Eğirdir Gölü, günün değişik zamanlarında farklı renkler alan, gün batımında seyrine doyum olmayan, etrafı elma ve şeftali bahçeleriyle çevrili, berrak plajlarıyla ünlü, Türkiye’nin dördüncü büyük doğa harikası gölüdür.
Eğirdir Gölü, Sultan ve Karakuş Dağları’nın arasında ve il alanının ortasında yer almaktadır. Kuzey-güney uzunluğu 50 km olan, doğu-batı genişliği ise 3 ila 15 km arasında değişen Eğirdir Gölü, takriben 3.309 km2 lik bir havzanın sularını toplamaktadır. Gölün oluşumunda karstik yapının payı büyüktür. Ana kalkertemeli üzerinde yer alan çöküntü oluklarının birbirleriyle birleşmesiyle ortaya çıkmıştır. Göl, deniz yüzünden 916 m yükseklikte olup, ortalama derinliği 12 m kadardır. Maksimum derinliği ise Eğirdir yakınlarında 16.5 m’dir.
Eğirdir Gölünün güneybatı sahillerinde derin ve kuytu koyları vardır. Sarp kayalar ve yarlar bu koylara çok güzel görünümler vermektedir. Göl kuzeyden güneye uzanmakta ve yeraltı su kaynakları ile beslenmektedir. Bu kaynak suları gölün içinde muhtelif yerlerden çıkmaktadır. Göl kaynak sularından başka, civardaki pınarlardan da beslenmektedir. Bunların başlıcaları, Gençali’nin yanından çıkan ve hemen göle giren Kanlı Palamut Pınarı, bu pınarın hemen güneyinde bulunan KaraotAvlığı Pınarı ile Tırtar altından çıkan Koca Pınar ve Havutlu Pınarlarıdır.
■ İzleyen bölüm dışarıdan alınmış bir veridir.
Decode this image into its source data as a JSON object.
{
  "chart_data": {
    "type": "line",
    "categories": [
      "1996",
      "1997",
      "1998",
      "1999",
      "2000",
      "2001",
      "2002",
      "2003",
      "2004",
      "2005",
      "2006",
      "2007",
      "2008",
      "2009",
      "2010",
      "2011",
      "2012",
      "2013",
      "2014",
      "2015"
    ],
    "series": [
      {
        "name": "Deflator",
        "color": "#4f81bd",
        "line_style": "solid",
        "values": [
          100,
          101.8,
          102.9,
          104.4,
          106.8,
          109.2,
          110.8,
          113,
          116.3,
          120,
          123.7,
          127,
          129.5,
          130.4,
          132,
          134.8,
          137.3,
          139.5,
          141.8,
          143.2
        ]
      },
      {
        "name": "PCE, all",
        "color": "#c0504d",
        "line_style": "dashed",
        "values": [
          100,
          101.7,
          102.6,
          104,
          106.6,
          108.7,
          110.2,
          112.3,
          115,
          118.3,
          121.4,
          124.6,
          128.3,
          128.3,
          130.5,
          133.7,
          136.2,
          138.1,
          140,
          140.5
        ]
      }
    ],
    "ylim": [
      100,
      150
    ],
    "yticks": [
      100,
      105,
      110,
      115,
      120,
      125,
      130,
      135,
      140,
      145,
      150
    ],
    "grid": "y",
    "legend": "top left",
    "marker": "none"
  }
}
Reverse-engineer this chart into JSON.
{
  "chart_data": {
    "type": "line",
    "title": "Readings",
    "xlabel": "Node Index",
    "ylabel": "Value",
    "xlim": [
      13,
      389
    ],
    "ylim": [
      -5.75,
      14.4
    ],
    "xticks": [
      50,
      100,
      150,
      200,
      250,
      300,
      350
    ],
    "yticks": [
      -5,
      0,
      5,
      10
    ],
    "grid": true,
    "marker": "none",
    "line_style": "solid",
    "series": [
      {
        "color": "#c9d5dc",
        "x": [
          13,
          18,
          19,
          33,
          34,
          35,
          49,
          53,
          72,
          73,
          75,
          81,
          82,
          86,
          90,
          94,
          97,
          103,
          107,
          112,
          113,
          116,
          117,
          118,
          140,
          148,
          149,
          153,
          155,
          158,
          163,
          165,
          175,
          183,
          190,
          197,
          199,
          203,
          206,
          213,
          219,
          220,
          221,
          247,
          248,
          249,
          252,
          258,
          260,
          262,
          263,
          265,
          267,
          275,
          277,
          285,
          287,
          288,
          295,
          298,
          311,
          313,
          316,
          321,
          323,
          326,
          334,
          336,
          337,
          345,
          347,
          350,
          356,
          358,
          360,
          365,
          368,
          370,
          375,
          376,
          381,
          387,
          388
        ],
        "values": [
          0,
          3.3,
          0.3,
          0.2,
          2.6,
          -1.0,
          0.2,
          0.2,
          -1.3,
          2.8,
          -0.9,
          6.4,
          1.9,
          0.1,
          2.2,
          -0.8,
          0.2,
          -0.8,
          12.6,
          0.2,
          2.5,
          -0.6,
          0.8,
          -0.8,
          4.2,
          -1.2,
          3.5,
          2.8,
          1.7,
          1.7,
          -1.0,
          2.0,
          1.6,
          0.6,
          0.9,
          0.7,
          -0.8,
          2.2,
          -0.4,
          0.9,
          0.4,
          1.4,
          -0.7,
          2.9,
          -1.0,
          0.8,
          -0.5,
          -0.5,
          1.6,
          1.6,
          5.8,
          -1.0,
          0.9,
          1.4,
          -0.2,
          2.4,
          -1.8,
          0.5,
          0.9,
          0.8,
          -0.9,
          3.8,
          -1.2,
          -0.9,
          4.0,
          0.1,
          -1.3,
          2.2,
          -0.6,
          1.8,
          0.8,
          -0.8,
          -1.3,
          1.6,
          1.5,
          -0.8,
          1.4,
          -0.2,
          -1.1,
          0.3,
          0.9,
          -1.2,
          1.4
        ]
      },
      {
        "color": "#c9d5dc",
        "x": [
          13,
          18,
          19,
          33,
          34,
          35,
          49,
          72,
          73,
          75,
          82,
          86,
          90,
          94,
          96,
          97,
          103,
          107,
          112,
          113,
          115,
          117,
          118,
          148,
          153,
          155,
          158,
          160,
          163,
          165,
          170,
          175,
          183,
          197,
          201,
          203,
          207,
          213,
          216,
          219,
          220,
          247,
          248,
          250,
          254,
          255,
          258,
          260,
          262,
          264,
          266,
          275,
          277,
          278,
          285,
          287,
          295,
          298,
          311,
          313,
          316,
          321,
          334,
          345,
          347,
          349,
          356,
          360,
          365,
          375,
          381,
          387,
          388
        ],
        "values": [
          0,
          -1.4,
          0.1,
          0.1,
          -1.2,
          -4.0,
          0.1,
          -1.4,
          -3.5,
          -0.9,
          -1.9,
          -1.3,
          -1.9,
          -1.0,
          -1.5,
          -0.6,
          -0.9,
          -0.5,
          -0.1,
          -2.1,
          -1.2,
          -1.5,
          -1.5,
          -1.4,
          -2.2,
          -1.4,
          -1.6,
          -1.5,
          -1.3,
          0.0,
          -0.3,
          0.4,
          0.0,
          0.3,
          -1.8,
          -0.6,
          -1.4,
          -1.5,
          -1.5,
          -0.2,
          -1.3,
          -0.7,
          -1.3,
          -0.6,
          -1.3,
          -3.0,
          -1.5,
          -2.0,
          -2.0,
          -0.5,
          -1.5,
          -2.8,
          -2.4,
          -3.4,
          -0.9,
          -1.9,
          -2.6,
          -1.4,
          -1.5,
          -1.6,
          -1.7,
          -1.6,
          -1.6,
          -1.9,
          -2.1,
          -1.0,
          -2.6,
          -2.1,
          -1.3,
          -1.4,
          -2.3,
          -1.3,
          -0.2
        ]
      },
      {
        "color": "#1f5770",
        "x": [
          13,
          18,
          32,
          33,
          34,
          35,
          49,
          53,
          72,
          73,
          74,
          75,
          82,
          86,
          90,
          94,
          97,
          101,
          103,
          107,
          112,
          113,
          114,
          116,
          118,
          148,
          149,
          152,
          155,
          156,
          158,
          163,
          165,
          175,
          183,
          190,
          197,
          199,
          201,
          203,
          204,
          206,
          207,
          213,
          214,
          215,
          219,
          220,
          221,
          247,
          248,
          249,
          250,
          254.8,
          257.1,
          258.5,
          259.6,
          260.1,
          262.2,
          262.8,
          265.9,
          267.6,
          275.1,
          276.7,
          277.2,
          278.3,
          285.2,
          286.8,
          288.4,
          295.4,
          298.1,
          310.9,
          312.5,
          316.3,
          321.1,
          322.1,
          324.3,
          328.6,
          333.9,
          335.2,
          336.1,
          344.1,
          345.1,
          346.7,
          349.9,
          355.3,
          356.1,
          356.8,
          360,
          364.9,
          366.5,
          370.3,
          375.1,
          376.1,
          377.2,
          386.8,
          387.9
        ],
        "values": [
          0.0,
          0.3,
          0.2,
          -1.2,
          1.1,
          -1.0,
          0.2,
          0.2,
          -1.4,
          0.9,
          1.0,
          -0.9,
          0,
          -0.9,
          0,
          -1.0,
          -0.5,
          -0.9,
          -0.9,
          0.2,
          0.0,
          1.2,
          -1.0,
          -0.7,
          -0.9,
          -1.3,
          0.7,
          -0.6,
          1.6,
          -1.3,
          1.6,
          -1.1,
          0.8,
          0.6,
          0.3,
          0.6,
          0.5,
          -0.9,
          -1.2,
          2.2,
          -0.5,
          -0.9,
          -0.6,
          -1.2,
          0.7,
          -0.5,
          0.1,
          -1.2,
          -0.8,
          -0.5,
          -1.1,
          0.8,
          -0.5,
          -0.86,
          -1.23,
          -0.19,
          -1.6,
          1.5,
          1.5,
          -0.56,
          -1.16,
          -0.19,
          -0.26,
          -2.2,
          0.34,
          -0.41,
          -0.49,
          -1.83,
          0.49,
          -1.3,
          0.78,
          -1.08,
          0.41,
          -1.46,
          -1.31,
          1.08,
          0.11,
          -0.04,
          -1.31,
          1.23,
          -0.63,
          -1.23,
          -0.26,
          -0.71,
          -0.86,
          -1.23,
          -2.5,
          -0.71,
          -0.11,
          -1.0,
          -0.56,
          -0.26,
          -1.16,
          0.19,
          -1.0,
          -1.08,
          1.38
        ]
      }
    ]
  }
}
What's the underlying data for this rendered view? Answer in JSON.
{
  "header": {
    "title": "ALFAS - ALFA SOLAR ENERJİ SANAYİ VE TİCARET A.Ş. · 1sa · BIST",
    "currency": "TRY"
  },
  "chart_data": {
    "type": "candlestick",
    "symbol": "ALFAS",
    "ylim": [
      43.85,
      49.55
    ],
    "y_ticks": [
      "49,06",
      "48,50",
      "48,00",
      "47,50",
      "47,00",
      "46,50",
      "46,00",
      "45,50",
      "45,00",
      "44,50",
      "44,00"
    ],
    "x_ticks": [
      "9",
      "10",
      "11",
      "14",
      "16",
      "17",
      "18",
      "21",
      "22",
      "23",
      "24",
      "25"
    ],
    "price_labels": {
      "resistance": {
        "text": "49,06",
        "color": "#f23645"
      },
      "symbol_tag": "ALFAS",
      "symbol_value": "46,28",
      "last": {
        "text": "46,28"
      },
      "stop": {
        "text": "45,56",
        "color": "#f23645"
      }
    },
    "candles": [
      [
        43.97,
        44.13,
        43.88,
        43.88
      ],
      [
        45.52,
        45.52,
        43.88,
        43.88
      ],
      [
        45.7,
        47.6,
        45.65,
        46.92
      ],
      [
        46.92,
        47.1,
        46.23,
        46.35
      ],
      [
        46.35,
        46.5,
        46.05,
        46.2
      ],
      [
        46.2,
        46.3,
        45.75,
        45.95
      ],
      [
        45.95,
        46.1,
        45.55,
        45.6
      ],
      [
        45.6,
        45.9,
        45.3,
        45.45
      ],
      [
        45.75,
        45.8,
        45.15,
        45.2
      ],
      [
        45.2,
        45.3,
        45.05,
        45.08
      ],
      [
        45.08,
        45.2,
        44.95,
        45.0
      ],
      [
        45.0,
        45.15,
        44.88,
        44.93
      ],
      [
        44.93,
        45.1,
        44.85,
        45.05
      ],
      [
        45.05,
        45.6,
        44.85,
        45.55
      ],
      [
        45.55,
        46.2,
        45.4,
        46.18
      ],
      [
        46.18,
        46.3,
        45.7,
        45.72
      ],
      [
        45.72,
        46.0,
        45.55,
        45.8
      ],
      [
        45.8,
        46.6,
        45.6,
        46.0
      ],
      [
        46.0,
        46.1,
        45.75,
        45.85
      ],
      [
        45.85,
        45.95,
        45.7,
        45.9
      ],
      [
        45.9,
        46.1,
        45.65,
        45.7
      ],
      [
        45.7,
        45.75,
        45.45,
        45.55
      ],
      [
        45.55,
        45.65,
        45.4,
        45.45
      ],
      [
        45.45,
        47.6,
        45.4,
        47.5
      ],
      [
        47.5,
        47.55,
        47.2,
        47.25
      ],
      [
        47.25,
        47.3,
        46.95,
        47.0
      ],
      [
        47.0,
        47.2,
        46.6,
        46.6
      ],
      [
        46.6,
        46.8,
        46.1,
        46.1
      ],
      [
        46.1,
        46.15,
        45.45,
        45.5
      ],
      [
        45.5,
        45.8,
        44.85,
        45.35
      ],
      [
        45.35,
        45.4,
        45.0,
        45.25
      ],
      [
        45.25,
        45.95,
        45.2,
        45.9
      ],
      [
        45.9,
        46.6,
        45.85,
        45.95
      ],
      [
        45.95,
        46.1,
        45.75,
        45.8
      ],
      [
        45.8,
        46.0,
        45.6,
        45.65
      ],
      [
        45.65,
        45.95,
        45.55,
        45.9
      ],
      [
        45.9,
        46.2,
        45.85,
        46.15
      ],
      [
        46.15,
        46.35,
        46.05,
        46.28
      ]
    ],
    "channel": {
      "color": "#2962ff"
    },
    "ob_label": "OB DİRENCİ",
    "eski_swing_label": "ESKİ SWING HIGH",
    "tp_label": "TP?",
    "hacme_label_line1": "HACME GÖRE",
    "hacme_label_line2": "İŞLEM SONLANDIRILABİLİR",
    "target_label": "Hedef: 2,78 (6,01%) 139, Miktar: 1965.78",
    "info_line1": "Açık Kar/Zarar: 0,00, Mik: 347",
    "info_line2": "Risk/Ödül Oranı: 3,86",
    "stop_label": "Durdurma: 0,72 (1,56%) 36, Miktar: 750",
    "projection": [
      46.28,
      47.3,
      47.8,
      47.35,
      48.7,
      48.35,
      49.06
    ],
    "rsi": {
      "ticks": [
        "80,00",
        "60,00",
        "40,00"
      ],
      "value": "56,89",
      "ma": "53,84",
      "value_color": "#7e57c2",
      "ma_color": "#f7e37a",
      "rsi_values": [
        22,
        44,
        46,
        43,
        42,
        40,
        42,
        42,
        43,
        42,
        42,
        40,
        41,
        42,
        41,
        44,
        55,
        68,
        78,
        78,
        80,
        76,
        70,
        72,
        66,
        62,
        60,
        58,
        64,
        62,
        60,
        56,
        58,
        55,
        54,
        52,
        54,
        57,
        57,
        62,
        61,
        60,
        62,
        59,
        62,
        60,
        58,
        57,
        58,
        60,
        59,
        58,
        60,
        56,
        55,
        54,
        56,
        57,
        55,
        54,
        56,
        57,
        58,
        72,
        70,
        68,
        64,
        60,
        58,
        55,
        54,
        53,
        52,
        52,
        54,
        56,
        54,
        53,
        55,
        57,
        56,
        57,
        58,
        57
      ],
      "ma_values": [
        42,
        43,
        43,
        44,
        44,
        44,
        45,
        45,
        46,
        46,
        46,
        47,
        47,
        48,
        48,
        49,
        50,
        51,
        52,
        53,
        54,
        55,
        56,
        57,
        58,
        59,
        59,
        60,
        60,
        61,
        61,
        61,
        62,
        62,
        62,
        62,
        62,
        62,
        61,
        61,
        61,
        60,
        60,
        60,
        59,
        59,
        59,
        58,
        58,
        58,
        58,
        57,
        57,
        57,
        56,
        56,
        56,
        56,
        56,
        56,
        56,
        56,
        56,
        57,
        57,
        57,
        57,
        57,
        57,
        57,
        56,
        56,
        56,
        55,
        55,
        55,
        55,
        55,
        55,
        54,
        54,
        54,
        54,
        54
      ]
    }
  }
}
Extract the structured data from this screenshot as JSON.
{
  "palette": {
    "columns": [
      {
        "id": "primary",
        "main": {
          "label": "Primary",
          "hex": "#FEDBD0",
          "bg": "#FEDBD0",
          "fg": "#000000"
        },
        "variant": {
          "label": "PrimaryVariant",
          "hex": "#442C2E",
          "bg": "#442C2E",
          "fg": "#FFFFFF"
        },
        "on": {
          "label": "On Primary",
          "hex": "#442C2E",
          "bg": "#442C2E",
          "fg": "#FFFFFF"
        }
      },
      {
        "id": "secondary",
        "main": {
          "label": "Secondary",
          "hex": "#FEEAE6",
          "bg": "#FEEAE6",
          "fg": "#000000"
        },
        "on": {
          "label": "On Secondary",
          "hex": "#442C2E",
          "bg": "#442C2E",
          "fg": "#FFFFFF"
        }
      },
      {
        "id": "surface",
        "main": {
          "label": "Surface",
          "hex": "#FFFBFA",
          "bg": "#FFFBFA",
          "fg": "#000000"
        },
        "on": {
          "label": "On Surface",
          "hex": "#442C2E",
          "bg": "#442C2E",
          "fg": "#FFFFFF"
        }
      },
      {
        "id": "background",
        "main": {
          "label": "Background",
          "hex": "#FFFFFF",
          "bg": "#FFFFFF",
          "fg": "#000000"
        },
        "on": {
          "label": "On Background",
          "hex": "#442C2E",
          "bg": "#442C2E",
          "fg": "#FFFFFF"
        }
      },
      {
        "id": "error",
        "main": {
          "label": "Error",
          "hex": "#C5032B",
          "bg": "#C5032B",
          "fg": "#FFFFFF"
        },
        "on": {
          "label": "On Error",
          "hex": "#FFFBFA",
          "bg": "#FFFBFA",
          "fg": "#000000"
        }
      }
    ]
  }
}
Eğirdir Gölünde poyraz rüzgarları tehlikeli dalgalar yaratabilmektedir. Eğirdir Gölü iki kısma ayrılmaktadır. Kuzeyde kalan ve daha küçük göl kesimine Hoyran Gölü, güneyde kalan kesimine ise Eğirdir Gölü denir. Her iki göl Hoyran Boğazı ile birbirine bağlanır. Gölün kenarları genellikle diktir. Bu dikliğin kaybolduğu Gelendost ve Hoyran yörelerinde göl kıyısında bataklıklar bulunur. Gölde, Eğirdir ilçesinin üzerinde bulunduğu yarım adanın bir uzantısı gibi küçük iki ada vardır. Biri Can Ada, diğeri Yeşilada (Nis)’dır. Son yıllarda göl sularının azalmasından yararlanılarak bu adalar birbirine ve Eğirdir’e bağlanmış bulunmaktadırlar. Gölde farklı türlerde balıklar vardır. En ünlüleri: Çapak, siraz, çiçek, levrek ve sudaktır.